The friars live in a priory, sharing prayers and meals. Unlike monks, they work in the broader community in preaching and teaching roles in churches, universities and secondary schools.
In tough economic times, the stability of community may be appealing, and the resurgence for the Dominicans has coincided with Ireland's economic crisis. But Father Dunne and others said most potential candidates were already prospering in existing jobs in professional fields, and came to the order with a yearning for greater spirituality.
The revival of the order has been particularly striking in a country where diocesan parish priests have been disappearing. Just 12 men started theology studies for all of Ireland's 26 dioceses last fall - a record low.
In January a Dominican vocations retreat in Cork was oversubscribed at St. Mary's Priory and two more were added in March and April. The early events drew 20 men.
In the fall, the Dublin-based order enrolled five men, joining 20 other Dominican theology students. They will become part of a community of 175 priests in 18 priories or communal houses across Ireland.
At a recent retreat, prospective recruits gathered at the 19th-century St.

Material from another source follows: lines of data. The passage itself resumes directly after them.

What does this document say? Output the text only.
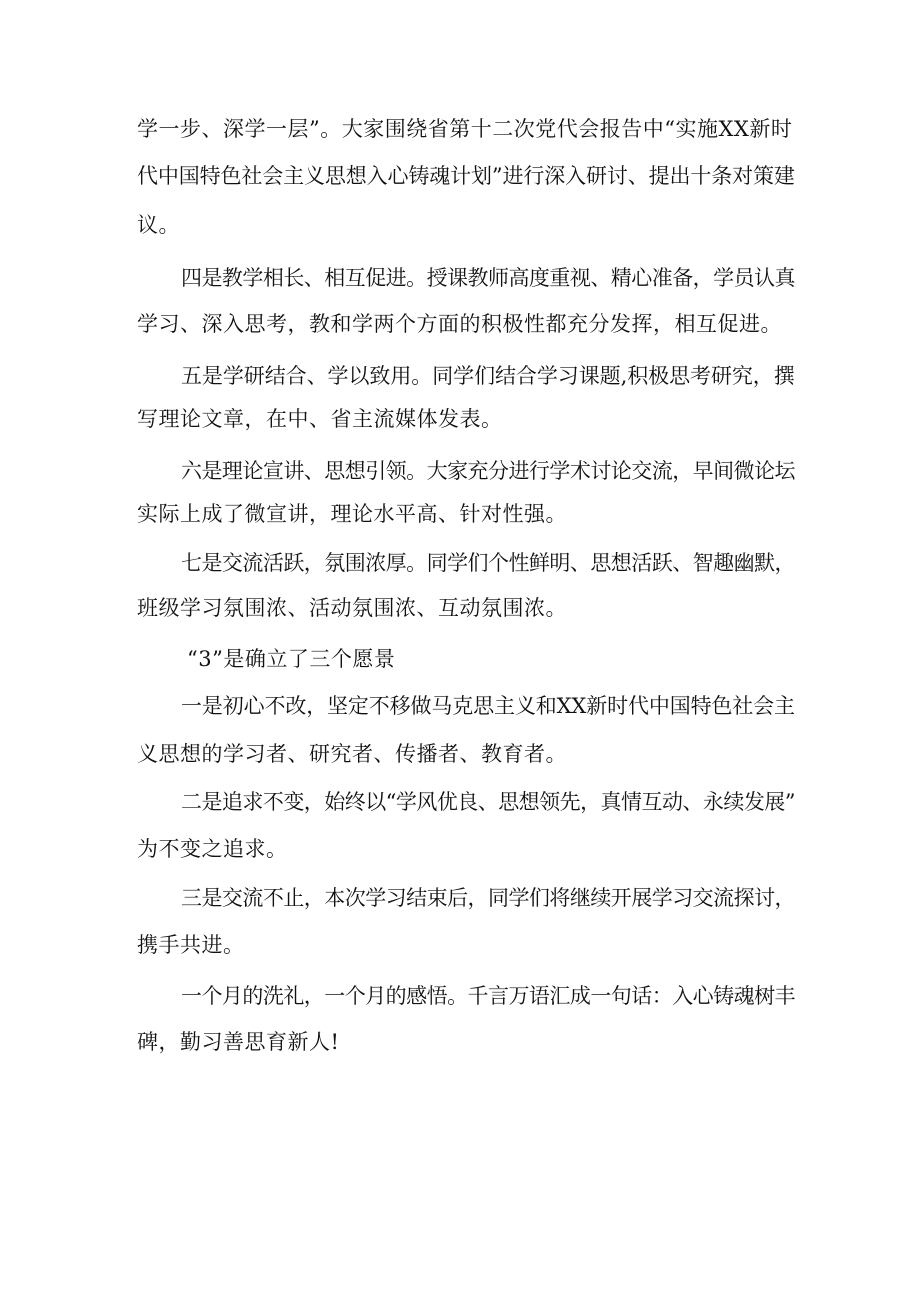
学一步、深学一层”。大家围绕省第十二次党代会报告中“实施XX新时
代中国特色社会主义思想入心铸魂计划”进行深入研讨、提出十条对策建
议。
四是教学相长、相互促进。授课教师高度重视、精心准备，学员认真
学习、深入思考，教和学两个方面的积极性都充分发挥，相互促进。
五是学研结合、学以致用。同学们结合学习课题,积极思考研究，撰
写理论文章，在中、省主流媒体发表。
六是理论宣讲、思想引领。大家充分进行学术讨论交流，早间微论坛
实际上成了微宣讲，理论水平高、针对性强。
七是交流活跃，氛围浓厚。同学们个性鲜明、思想活跃、智趣幽默，
班级学习氛围浓、活动氛围浓、互动氛围浓。
“3”是确立了三个愿景
一是初心不改，坚定不移做马克思主义和XX新时代中国特色社会主
义思想的学习者、研究者、传播者、教育者。
二是追求不变，始终以“学风优良、思想领先，真情互动、永续发展”
为不变之追求。
三是交流不止，本次学习结束后，同学们将继续开展学习交流探讨，
携手共进。
一个月的洗礼，一个月的感悟。千言万语汇成一句话：入心铸魂树丰
碑，勤习善思育新人!
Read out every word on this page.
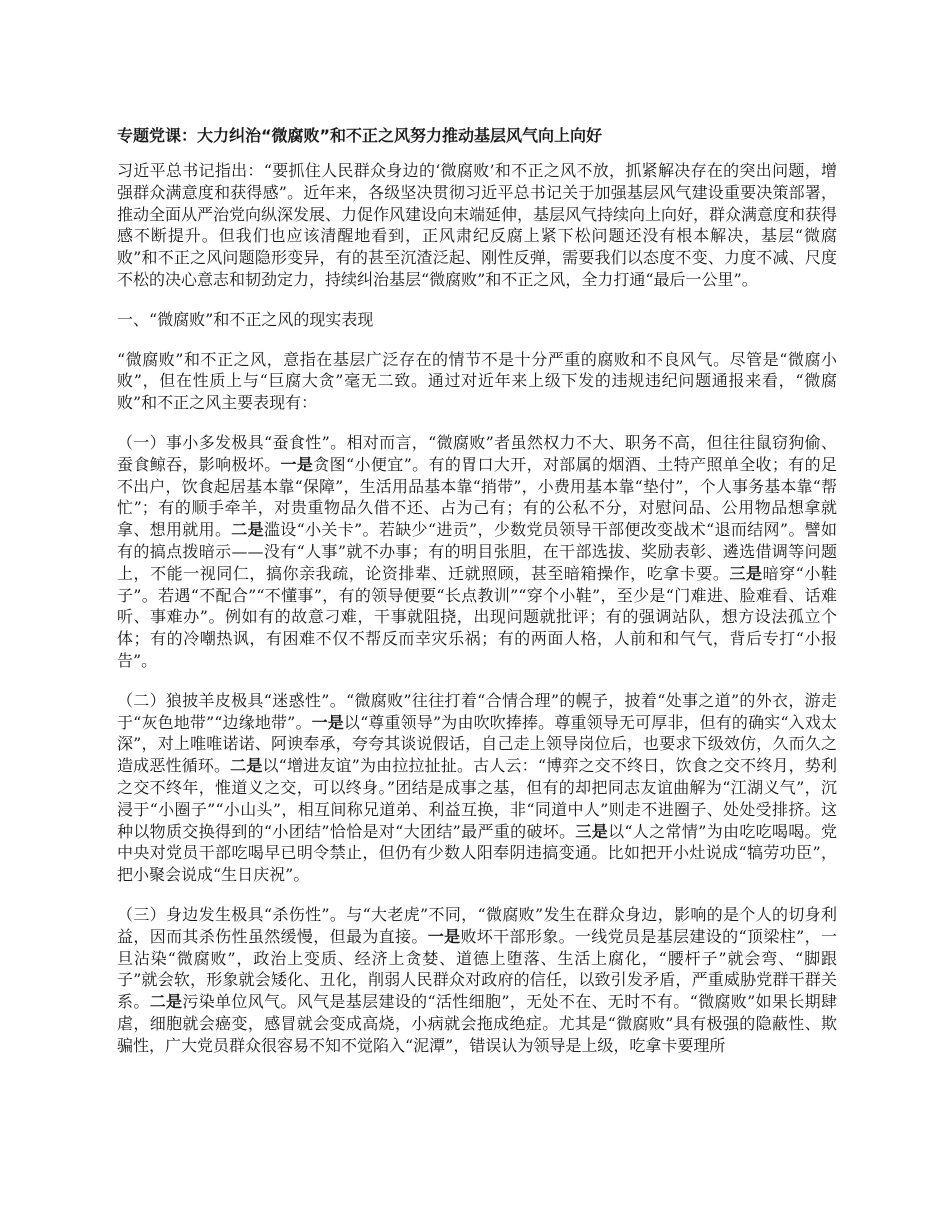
专题党课：大力纠治“微腐败”和不正之风努力推动基层风气向上向好

习近平总书记指出：“要抓住人民群众身边的‘微腐败’和不正之风不放，抓紧解决存在的突出问题，增强群众满意度和获得感”。近年来，各级坚决贯彻习近平总书记关于加强基层风气建设重要决策部署，推动全面从严治党向纵深发展、力促作风建设向末端延伸，基层风气持续向上向好，群众满意度和获得感不断提升。但我们也应该清醒地看到，正风肃纪反腐上紧下松问题还没有根本解决，基层“微腐败”和不正之风问题隐形变异，有的甚至沉渣泛起、刚性反弹，需要我们以态度不变、力度不减、尺度不松的决心意志和韧劲定力，持续纠治基层“微腐败”和不正之风，全力打通“最后一公里”。

一、“微腐败”和不正之风的现实表现

“微腐败”和不正之风，意指在基层广泛存在的情节不是十分严重的腐败和不良风气。尽管是“微腐小败”，但在性质上与“巨腐大贪”毫无二致。通过对近年来上级下发的违规违纪问题通报来看，“微腐败”和不正之风主要表现有：

（一）事小多发极具“蚕食性”。相对而言，“微腐败”者虽然权力不大、职务不高，但往往鼠窃狗偷、蚕食鲸吞，影响极坏。一是贪图“小便宜”。有的胃口大开，对部属的烟酒、土特产照单全收；有的足不出户，饮食起居基本靠“保障”，生活用品基本靠“捎带”，小费用基本靠“垫付”，个人事务基本靠“帮忙”；有的顺手牵羊，对贵重物品久借不还、占为己有；有的公私不分，对慰问品、公用物品想拿就拿、想用就用。二是滥设“小关卡”。若缺少“进贡”，少数党员领导干部便改变战术“退而结网”。譬如有的搞点拨暗示——没有“人事”就不办事；有的明目张胆，在干部选拔、奖励表彰、遴选借调等问题上，不能一视同仁，搞你亲我疏，论资排辈、迁就照顾，甚至暗箱操作，吃拿卡要。三是暗穿“小鞋子”。若遇“不配合”“不懂事”，有的领导便要“长点教训”“穿个小鞋”，至少是“门难进、脸难看、话难听、事难办”。例如有的故意刁难，干事就阻挠，出现问题就批评；有的强调站队，想方设法孤立个体；有的冷嘲热讽，有困难不仅不帮反而幸灾乐祸；有的两面人格，人前和和气气，背后专打“小报告”。

（二）狼披羊皮极具“迷惑性”。“微腐败”往往打着“合情合理”的幌子，披着“处事之道”的外衣，游走于“灰色地带”“边缘地带”。一是以“尊重领导”为由吹吹捧捧。尊重领导无可厚非，但有的确实“入戏太深”，对上唯唯诺诺、阿谀奉承，夸夸其谈说假话，自己走上领导岗位后，也要求下级效仿，久而久之造成恶性循环。二是以“增进友谊”为由拉拉扯扯。古人云：“博弈之交不终日，饮食之交不终月，势利之交不终年，惟道义之交，可以终身。”团结是成事之基，但有的却把同志友谊曲解为“江湖义气”，沉浸于“小圈子”“小山头”，相互间称兄道弟、利益互换，非“同道中人”则走不进圈子、处处受排挤。这种以物质交换得到的“小团结”恰恰是对“大团结”最严重的破坏。三是以“人之常情”为由吃吃喝喝。党中央对党员干部吃喝早已明令禁止，但仍有少数人阳奉阴违搞变通。比如把开小灶说成“犒劳功臣”，把小聚会说成“生日庆祝”。

（三）身边发生极具“杀伤性”。与“大老虎”不同，“微腐败”发生在群众身边，影响的是个人的切身利益，因而其杀伤性虽然缓慢，但最为直接。一是败坏干部形象。一线党员是基层建设的“顶梁柱”，一旦沾染“微腐败”，政治上变质、经济上贪婪、道德上堕落、生活上腐化，“腰杆子”就会弯、“脚跟子”就会软，形象就会矮化、丑化，削弱人民群众对政府的信任，以致引发矛盾，严重威胁党群干群关系。二是污染单位风气。风气是基层建设的“活性细胞”，无处不在、无时不有。“微腐败”如果长期肆虐，细胞就会癌变，感冒就会变成高烧，小病就会拖成绝症。尤其是“微腐败”具有极强的隐蔽性、欺骗性，广大党员群众很容易不知不觉陷入“泥潭”，错误认为领导是上级，吃拿卡要理所
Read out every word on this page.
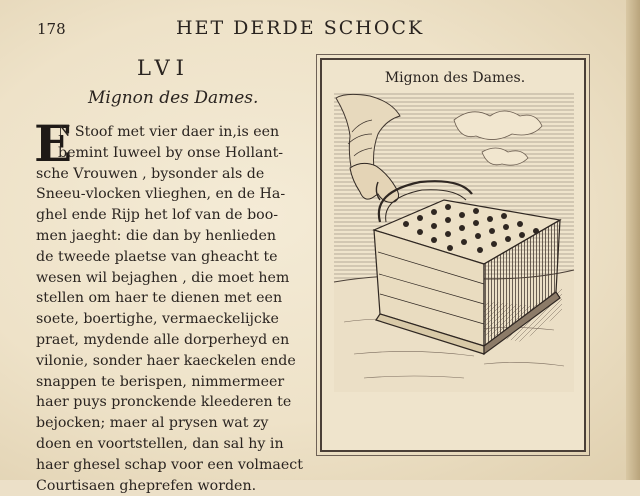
178	HET DERDE SCHOCK
LVI
Mignon des Dames.
E
N Stoof met vier daer in,is een
bemint Iuweel by onse Hollant-
sche Vrouwen , bysonder als de
Sneeu-vlocken vlieghen, en de Ha-
ghel ende Rijp het lof van de boo-
men jaeght: die dan by henlieden
de tweede plaetse van gheacht te
wesen wil bejaghen , die moet hem
stellen om haer te dienen met een
soete, boertighe, vermaeckelijcke
praet, mydende alle dorperheyd en
vilonie, sonder haer kaeckelen ende
snappen te berispen, nimmermeer
haer puys pronckende kleederen te
bejocken; maer al prysen wat zy
doen en voortstellen, dan sal hy in
haer ghesel schap voor een volmaect
Courtisaen gheprefen worden.
Mignon des Dames.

Mary's Church in Cork, where the order first arrived in 1229.
The guests included a university student, a government lawyer and a schoolteacher drawn by the order's Web site, which is stocked with videos, among them one of a friar snowball fight set to the song "Eye of the Tiger."
Matthew Farrell, 38, a former bartender, said he had sampled other orders, but in the end the Dominicans won out.
"The Dominicans have a lot of enthusiasm and energy," he said, "and I liked the fact that they wore habits."